Website Relaunches mit Murphys Gesetz

Es stellte sich nämlich heraus, dass man wegen des Zeitdrucks vor dem Website-Relaunch auf Funktionstest verzichtet oder nicht tiefgehend genug durchgeführt hatte. Zwar sahen die neuen Seiten sehr ansprechend aus, aber vieles funktionierte einfach nicht so, wie es sollte. Man versuchte, live nachzubessern, was die Sache allerdings leider nur verschlimmbesserte. In Murphys Welt wäre man in einem Flugzeug gestartet, bei welchem man Motoren und bewegliche Teile nur lose zusammengefügt hätte und würde nun versuchen, im vollen Flug das Zusammenschrauben nachzuholen.

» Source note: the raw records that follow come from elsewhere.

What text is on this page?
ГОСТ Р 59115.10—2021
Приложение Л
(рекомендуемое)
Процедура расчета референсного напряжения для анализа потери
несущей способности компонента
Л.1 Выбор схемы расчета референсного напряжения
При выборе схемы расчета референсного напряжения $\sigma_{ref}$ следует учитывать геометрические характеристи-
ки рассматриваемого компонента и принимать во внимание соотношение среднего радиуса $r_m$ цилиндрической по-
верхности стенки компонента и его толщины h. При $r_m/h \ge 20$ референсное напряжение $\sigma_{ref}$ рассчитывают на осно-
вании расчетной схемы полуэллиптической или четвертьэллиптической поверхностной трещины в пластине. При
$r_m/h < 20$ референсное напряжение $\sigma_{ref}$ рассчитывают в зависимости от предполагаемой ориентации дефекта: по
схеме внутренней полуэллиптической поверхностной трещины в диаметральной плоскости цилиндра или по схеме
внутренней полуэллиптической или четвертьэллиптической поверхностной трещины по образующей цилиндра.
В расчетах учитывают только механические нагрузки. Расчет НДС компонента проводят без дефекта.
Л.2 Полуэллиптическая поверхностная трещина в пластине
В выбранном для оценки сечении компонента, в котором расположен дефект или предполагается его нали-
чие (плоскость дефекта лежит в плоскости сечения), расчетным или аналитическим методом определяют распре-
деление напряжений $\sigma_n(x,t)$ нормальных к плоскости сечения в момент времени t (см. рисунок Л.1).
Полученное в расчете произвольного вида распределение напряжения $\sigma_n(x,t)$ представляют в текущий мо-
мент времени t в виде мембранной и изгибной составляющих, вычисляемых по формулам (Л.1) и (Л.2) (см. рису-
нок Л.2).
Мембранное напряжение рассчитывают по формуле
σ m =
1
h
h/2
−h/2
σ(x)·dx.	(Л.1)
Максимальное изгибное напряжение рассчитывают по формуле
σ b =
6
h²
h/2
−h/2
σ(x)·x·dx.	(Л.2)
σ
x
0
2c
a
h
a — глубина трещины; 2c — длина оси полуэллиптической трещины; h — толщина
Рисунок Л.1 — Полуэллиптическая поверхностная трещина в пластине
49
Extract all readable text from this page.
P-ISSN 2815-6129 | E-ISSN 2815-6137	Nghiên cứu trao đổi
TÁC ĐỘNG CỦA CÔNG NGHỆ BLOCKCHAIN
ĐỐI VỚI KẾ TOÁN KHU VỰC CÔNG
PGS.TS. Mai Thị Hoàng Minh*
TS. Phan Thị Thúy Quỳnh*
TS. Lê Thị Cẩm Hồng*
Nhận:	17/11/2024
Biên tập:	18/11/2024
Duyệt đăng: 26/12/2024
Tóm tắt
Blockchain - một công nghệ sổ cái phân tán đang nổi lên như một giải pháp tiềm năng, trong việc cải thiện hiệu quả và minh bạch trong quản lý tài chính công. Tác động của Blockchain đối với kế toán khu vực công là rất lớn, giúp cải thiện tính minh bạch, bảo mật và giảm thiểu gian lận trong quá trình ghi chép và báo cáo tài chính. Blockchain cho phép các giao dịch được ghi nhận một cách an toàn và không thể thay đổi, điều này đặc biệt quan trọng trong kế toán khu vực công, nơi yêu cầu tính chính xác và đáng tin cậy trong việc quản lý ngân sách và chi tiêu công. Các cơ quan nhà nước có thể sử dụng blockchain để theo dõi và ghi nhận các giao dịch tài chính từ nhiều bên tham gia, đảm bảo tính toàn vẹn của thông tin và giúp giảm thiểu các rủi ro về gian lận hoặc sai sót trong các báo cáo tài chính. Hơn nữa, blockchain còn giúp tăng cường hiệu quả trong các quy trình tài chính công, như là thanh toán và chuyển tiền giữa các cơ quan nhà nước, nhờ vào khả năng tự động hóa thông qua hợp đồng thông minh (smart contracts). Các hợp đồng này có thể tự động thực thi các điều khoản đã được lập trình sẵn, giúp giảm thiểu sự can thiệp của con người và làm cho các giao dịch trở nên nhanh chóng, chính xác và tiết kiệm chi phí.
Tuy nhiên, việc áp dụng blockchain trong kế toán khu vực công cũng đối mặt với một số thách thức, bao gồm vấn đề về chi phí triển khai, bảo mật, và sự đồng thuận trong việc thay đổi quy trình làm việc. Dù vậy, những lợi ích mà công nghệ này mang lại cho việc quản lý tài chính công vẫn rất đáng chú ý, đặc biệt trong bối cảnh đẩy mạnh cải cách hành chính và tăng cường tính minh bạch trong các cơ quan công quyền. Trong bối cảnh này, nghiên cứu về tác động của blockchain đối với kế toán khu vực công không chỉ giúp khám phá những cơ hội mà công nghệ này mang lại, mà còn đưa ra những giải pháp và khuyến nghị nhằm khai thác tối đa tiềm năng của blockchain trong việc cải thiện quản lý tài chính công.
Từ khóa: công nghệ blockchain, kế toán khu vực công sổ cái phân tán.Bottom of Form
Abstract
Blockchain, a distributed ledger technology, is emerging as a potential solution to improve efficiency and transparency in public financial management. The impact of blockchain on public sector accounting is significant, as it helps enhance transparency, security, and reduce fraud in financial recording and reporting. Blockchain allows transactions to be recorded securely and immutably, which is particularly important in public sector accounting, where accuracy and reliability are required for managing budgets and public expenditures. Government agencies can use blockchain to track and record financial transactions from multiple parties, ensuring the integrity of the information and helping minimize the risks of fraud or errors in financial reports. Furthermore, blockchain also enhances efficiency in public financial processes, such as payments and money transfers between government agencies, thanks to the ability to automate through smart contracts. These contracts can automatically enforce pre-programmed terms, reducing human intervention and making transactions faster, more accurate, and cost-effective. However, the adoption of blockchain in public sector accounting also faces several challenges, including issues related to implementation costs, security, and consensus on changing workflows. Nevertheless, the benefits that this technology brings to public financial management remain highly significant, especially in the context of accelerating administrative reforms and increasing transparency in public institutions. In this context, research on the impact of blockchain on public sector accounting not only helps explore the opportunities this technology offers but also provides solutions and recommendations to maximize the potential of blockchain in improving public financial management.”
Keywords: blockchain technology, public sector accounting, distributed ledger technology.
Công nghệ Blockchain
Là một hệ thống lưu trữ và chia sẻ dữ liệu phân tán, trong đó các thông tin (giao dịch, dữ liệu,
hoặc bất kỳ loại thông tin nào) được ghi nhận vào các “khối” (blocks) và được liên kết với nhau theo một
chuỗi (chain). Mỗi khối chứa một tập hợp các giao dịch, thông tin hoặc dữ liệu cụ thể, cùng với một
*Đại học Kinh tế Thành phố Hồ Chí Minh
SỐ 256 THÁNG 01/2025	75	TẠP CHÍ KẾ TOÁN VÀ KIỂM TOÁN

Murphy 5: In hektischen Aktionismus verfallen.

Bitte verstehen Sie das nicht falsch: Software ist dazu bestimmt, fehlerhaft zu arbeiten. Sie ist eine Steilvorlage für Murphys Gesetz(e). Das weiss jeder Softwareentwickler. Daher ist es eigentlich kaum zu fassen, dass man nicht im Vorfeld ausreichend tief getestet hatte. Bei Website-Relaunches überprüft man zum Beispiel, ob alle Verlinkungen zu den gewünschten Ergebnissen führen. Man überprüft, welche Links in den Suchmaschinen mit welchen URLs hinterlegt sind und sorgt dafür, dass diese fürs Online-Marketing wichtigsten Instrumente weiterhin funktionieren.

Und genau das war nicht passiert. Im Gegenteil: Google sah also beim ersten Neustart mehrere hundert fehlerhafte bzw. nicht mehr existierende URLs. Bereits kurz danach zeigten die Zugriffs-Logs fast nur noch 404-Fehler (Seite nicht gefunden). Unsere Empfehlung, die Nachführung von vorhandenen URLs auf die neuen nachzuholen, setzte man übrigens auch dem zweiten Neustart nicht um, obwohl das noch einiges am SEO-Ranking gerettet hätte. Nach dem ersten Zurückschalten waren viele alte URLs bereits aus dem Index verschwunden, neue waren bereits gelernt. Tage später wiederholte sich das ganze dann beim zweiten Anlauf. Als Ergebnis wurde das Google-Ranking fast völlig zerstört. Man versuchte nicht einmal, etwas zu retten.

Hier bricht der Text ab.